Yesterday, I attempted my first solo two child outing. First to the pediatrician for Baby C's two week checkup, then to the drugstore.
Honestly? I'm still breaking out in the sweats just thinking about it.
I literally tried to plan everything out on Sunday night. I laid out all of our clothes, packed up the diaper bags with snacks and bribes. I got up before the kids and got a shower. Everyone was fed and dressed and out the door on time.

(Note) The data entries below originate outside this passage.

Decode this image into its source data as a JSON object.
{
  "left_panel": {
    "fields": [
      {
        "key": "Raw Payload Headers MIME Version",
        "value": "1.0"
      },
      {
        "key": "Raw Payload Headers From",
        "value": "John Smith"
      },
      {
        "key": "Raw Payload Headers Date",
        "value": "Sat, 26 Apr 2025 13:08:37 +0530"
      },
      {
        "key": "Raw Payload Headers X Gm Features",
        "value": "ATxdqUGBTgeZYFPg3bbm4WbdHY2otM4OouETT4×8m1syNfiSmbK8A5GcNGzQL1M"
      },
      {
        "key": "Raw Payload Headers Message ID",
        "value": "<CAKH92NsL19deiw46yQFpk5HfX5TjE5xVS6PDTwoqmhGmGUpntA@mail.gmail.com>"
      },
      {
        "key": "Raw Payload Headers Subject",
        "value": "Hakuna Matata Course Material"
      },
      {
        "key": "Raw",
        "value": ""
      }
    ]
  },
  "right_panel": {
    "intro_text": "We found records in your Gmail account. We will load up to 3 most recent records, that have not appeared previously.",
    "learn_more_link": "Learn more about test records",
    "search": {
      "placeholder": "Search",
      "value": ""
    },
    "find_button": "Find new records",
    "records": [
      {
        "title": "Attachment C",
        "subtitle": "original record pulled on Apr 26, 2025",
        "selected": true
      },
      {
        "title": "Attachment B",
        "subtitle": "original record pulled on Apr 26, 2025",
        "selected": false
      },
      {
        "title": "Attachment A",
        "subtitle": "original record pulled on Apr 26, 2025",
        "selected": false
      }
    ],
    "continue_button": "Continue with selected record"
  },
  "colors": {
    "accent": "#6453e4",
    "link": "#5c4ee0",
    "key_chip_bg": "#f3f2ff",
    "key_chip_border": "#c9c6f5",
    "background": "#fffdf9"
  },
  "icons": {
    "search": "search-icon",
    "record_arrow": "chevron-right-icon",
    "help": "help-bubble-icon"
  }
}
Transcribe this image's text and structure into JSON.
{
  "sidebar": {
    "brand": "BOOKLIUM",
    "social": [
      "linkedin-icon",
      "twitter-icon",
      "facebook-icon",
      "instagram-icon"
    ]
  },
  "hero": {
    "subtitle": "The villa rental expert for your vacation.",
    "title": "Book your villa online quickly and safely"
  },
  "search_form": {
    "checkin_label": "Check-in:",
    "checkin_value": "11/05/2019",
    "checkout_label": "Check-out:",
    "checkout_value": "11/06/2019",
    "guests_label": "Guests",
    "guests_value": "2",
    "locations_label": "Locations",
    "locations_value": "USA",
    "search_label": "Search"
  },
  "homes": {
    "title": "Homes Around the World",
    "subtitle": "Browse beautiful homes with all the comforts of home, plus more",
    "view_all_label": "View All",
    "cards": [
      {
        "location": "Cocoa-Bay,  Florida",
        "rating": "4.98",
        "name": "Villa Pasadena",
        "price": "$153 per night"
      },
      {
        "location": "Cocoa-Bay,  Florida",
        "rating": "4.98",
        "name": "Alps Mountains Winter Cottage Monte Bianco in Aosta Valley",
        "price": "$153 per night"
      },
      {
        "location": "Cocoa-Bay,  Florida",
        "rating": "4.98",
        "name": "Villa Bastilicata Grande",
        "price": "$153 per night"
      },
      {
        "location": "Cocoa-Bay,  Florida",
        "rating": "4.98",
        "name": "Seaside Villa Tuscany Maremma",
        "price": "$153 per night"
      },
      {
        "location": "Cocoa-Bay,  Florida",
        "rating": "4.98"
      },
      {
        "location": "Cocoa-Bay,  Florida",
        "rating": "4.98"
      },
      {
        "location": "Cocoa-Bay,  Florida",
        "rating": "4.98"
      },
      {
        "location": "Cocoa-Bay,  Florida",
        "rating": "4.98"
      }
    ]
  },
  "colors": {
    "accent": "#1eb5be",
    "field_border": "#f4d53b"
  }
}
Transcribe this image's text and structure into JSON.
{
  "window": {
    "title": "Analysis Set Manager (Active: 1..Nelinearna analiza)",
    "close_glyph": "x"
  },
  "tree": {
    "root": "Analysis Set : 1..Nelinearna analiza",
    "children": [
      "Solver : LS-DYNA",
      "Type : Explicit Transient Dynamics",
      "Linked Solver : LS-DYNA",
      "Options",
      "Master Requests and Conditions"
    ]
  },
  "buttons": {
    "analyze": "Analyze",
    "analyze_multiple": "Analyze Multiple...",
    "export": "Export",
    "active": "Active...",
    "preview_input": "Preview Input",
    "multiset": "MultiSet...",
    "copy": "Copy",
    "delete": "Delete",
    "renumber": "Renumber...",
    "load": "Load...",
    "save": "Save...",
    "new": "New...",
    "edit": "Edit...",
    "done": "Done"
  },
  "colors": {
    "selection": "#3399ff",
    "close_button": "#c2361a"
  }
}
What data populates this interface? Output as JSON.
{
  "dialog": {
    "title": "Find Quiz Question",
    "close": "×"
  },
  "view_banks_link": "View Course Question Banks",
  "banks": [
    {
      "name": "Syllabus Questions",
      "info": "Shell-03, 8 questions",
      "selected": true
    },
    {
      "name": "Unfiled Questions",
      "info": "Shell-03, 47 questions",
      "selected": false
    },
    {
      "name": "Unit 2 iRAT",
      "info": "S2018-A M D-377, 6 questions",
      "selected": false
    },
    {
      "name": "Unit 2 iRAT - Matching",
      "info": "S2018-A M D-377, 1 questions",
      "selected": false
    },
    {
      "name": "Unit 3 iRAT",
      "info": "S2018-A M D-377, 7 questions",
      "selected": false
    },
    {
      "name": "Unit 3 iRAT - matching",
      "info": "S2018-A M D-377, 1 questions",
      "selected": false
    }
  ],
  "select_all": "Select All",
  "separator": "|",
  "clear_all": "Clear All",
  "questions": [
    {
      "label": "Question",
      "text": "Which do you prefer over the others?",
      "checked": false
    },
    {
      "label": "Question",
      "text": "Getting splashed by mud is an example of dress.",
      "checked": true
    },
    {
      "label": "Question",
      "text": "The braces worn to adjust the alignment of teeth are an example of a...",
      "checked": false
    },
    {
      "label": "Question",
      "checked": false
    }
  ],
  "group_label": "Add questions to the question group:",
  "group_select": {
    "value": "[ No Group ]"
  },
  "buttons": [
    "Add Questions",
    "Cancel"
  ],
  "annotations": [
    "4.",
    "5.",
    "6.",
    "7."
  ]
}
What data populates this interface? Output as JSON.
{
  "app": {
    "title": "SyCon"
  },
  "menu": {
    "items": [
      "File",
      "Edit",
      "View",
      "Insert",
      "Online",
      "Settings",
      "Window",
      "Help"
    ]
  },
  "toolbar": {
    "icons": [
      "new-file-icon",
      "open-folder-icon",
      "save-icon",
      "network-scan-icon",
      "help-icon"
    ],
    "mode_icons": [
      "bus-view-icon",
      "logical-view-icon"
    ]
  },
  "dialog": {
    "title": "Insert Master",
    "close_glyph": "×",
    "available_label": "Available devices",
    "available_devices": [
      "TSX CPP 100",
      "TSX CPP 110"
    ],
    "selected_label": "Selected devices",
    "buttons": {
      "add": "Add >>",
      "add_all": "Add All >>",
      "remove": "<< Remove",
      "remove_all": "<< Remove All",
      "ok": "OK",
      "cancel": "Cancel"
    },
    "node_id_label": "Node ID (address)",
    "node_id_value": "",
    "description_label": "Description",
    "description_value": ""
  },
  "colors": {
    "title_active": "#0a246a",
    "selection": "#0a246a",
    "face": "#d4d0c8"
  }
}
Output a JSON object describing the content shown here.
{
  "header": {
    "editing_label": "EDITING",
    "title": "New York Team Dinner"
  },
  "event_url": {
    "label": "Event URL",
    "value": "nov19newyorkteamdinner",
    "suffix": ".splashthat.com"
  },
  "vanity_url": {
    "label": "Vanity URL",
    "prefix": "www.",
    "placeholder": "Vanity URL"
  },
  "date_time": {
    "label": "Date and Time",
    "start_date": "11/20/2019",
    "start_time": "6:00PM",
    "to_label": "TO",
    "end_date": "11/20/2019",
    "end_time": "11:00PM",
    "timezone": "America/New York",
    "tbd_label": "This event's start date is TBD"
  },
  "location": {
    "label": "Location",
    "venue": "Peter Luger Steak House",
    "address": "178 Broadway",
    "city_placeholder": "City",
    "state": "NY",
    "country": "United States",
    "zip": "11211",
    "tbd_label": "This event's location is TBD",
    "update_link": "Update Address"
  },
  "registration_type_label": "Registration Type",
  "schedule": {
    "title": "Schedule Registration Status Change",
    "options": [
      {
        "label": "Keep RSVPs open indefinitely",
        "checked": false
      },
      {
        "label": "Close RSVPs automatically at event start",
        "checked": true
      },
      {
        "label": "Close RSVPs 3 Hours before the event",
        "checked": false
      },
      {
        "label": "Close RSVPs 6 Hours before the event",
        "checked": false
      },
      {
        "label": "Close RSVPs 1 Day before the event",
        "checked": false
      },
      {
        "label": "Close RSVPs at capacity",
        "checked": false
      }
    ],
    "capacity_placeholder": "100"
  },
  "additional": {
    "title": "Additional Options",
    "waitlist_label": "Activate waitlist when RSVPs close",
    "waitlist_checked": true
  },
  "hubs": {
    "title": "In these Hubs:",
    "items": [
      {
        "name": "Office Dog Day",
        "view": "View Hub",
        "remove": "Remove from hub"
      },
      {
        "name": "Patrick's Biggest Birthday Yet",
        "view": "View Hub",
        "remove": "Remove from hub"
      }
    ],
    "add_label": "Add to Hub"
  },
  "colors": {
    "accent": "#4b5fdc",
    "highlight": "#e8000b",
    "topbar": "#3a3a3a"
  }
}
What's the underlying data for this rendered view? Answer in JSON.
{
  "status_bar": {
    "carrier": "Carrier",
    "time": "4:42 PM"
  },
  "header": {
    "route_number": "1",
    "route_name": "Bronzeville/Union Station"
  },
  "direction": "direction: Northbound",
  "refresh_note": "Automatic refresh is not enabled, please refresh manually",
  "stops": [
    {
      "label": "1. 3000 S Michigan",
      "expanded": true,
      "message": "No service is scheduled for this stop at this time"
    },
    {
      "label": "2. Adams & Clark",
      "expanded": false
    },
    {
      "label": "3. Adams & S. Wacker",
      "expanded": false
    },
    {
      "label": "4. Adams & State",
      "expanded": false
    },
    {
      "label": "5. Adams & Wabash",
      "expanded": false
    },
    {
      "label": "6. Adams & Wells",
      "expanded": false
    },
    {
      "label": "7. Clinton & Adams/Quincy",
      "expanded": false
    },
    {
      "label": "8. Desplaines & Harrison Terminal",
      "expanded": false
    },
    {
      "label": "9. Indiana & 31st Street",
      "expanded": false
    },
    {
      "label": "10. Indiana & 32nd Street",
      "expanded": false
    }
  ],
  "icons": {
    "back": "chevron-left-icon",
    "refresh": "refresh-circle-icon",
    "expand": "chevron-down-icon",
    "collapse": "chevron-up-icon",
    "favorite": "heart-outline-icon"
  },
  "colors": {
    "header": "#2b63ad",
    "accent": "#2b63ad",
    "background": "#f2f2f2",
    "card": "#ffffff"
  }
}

Once we were at the pediatrician? Uh, yeah. G was in full on three year old drama mode. And? We got the evil nurse. We've had her before, and it's clear she's not a fan of children. She's asking me questions about the baby, none of which I'm actually able to hear, let alone answer. She's giving G the stink eye. I'm contemplating kicking her in the shins.
Somehow the pediatrician fails to notice G is being uncooperative and does nothing to speed the visit along. He does, however, give the baby a prescription for antacid since she's seeming to have some screamy, gassy tummy issues.
Which means we have to hit the drugstore on the way home.
The baby is crying inconsolably upon leaving the doctor. Once we made it to Rite Aid, I found the most deserted place in the parking lot and nursed her. She did not fall asleep, but she stopped crying.
Okay. I can do this, I told myself.
I got a shopping cart. But here's the thing...the carts at this store are miniature. As in, not meant for more than one kid, especially not my three year old who is the size of a five year old, and my massive infant car seat.
So the infant seat is perched on top of the cart, by the handle (don't worry, I made sure the seat clicked onto the cart. Safety first.) And G? He's scrunched up in the lower part of the cart, his knees by his ears.
The pharmacist takes the script and our insurance card and tells me 15 minutes. I set a timer. Seriously. I did. They've tricked me into 25 minutes before. Ice got two ticking time bombs and I'm not messing around.
We walk around for about 10 minutes. I'm strategically avoiding any aisle with toys or candy. So we basically hung out with the maxi pads.
At this point I've got a whiny little boy and a newborn whose upper lip is starting to quiver. I am paged to the pharmacy where I'm informed my child is not on my insurance.
Forget the preschooler...mama's going to throw herself on the floor and have a tantrum.
It's game over at this juncture. I haul the kidlets back out to the car and we go home. I eat peanut butter straight out of the jar then call the insurance company, then my husband. Paperwork for baby's insurance? Never submitted. Stab.
(Insurance is all straightened out now, meltdown averted...and I didn't eat the frosting sitting in our fridge...yay me!!)
This morning? I woke up determined to show that drugstore who's boss. While I was at it, I decided to give the grocery store a go.
And I survived. No baby, little boy or mommy meltdowns. Okay, I resorted to animal cracker bribery. Whatever gets you through the shopping, you know?
So I guess my first outing with both the kids was pretty much a fail. But tonight, baby has her tummy meds and we've got milk and bread.
I feel so accomplished.
- Posted from my iPad! Typing with your thumbs is NOT FUN.